Hourly Base Rate: $21.17 - $29.63
Shift: Day Shift
Hours Per Week: 40 hours/week
Date Posted: 11/20/2018
Job Summary: In collaboration with department leadership, plans, implements and evaluates Clinic revenue cycle policies, procedures and practices. Ensures consistency and integrity of charging practices and appropriate hospital reimbursement through billing audits. Collects data and makes recommendations to ensure congruency. Utilizes both internal and external data for benchmarking and reporting purposes. Identifies, plans and implements opportunities for improvement in the Heart Associates charging and documentation processes. Reviews 100% of medical records, compiles data, prepares analysis and collaborates on development of process improvement plans to eliminate/minimize issues. Solves problems independently using appropriate resources and sound judgment regarding management involvement. Identifies opportunities for improvement at the unit level and participates in performance improvement efforts.
Education/Licensing: Associates degree or five years billing experience required. Multi-specialty billing experience preferred.

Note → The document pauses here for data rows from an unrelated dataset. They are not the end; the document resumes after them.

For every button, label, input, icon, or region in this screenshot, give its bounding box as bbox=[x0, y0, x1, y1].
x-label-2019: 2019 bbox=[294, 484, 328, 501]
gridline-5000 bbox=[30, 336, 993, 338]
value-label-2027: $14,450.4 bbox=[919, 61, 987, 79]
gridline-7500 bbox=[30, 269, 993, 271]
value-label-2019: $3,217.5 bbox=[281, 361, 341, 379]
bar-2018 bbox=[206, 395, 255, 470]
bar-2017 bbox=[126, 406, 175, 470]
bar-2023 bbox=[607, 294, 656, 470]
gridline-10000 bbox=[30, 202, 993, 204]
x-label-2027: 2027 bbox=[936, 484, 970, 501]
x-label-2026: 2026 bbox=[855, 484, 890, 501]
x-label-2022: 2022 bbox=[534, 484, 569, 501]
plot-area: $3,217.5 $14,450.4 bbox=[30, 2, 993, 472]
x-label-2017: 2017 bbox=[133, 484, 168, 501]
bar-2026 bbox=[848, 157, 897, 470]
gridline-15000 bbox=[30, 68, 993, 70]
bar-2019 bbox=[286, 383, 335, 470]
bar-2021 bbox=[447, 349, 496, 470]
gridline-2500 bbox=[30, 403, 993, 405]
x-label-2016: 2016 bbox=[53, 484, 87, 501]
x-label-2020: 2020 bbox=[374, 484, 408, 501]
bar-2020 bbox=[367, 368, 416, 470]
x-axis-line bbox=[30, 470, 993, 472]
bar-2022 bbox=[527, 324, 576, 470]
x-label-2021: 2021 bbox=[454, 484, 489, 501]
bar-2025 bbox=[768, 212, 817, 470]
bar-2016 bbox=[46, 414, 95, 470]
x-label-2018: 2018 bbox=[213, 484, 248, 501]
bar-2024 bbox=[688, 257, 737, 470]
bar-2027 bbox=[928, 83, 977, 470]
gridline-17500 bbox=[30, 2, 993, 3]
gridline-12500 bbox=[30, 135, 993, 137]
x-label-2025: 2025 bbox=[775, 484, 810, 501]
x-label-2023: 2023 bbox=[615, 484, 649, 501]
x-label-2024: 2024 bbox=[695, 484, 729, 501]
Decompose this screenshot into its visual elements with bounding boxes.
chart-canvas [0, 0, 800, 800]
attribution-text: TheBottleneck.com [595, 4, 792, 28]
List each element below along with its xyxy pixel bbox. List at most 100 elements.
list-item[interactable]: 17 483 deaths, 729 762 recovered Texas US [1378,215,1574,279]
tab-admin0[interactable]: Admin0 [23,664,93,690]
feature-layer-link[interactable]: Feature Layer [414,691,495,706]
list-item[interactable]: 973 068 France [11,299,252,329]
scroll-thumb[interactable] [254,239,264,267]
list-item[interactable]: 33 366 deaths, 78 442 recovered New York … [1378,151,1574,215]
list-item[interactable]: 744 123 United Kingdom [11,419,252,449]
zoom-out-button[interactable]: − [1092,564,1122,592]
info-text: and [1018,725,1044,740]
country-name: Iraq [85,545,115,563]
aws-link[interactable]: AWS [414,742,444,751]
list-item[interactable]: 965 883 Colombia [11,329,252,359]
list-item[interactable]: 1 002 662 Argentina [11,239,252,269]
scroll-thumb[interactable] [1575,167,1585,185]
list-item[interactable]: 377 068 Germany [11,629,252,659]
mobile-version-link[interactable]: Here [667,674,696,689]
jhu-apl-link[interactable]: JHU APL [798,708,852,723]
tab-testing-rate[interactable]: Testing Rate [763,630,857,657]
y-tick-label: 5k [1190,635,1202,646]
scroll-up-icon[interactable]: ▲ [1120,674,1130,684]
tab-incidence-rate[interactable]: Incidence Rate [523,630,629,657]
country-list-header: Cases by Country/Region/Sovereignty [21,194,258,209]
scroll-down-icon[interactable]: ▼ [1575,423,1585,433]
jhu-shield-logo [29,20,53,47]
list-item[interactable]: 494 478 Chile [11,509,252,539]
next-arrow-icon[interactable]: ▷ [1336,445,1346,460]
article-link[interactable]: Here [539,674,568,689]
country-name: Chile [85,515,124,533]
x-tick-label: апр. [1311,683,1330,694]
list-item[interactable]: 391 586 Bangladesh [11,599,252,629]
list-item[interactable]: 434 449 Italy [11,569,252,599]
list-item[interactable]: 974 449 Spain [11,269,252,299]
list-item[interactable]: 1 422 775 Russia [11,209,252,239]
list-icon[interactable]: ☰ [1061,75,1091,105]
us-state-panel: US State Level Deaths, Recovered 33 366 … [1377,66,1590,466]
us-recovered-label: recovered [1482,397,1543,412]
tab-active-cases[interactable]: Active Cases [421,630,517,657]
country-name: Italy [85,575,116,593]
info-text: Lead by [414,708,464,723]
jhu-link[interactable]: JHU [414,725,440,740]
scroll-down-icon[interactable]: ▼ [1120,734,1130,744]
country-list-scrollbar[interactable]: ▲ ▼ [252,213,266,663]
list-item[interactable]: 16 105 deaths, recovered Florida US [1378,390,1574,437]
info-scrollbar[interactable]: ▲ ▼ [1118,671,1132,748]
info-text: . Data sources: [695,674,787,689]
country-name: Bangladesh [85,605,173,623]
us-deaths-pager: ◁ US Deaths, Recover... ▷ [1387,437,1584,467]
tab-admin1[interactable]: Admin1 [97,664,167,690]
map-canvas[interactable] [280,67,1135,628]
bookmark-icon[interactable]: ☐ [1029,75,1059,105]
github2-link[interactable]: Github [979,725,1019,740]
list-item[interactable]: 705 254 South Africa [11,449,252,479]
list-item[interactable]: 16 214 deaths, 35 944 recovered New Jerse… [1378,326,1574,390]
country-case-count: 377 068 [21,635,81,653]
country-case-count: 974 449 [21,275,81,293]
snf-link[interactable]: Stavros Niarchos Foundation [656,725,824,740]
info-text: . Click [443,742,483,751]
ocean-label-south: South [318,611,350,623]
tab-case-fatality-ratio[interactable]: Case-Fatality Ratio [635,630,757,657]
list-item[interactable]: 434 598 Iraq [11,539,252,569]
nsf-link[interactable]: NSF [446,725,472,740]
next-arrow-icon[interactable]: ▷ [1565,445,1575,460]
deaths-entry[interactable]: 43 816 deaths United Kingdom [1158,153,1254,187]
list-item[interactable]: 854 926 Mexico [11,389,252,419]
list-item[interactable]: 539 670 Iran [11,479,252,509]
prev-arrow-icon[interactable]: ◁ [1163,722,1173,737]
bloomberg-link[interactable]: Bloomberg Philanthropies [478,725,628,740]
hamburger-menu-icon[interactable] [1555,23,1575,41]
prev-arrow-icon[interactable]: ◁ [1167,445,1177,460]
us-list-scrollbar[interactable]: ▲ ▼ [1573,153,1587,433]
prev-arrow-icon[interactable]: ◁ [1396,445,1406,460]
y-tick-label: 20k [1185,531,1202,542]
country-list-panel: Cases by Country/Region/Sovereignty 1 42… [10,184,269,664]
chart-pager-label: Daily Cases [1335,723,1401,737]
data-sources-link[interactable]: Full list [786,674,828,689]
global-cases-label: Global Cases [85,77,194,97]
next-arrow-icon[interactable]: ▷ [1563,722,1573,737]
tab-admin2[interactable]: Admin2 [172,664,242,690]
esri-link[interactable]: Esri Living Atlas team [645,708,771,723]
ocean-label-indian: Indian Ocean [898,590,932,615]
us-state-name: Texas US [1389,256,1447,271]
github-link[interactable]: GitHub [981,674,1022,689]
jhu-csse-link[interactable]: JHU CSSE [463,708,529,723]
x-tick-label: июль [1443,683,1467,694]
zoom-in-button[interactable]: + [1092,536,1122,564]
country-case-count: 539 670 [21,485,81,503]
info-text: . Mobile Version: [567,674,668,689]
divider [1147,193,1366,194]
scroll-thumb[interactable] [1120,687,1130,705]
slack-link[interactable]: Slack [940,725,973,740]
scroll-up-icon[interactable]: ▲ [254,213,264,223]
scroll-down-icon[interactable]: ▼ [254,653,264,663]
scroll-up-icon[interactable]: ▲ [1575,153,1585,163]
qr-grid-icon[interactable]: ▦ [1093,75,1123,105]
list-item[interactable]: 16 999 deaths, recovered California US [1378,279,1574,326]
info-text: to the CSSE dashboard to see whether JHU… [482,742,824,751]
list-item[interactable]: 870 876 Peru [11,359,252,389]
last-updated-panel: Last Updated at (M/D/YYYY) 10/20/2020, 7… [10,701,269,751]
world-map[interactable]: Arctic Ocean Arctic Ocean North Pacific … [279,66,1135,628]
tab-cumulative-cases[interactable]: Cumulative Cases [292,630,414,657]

Qualifications/Skills: Working knowledge of medical terminology, ICD-9, CPT and HCPCS codes. Ability to accurately code cardiology services. Minimum of 5 years recent experience in a healthcare setting, clinic setting preferred. Proficient in Excel and Microsoft Word. Previous chart auditing, charge description master, coding and/or billing experience required. Ability and willingness to work full time. Ability to collect, process and evaluate information. Ability to work independently with minimal supervision. Ability to research and analyze data as well as produce reports from a variety of sources. Ability to accurately complete assignments in a timely manner. Ability to effectively prioritize work, negotiate, make sound decisions and meet deadlines. Ability to respond quickly to department, facility and corporate requests for data. Ability to work effectively both as a team leader and a team member. Excellent organizational and problem solving skills. Strong math skills. Excellent verbal and written communication skills with all levels of customers. Understanding of insurance types and appropriate selection processes necessary. Understanding of insurance contracting preferred. Ability to read billing statements, interpret payments and EOB's necessary. Must support and maintain compliance on all necessary Clinic policies for revenue cycle to include: collections, adjustments, write-offs, etc. Responsible for working denials and all hold or manager hold bucket claims as assigned from leadership. 10 key by touch required.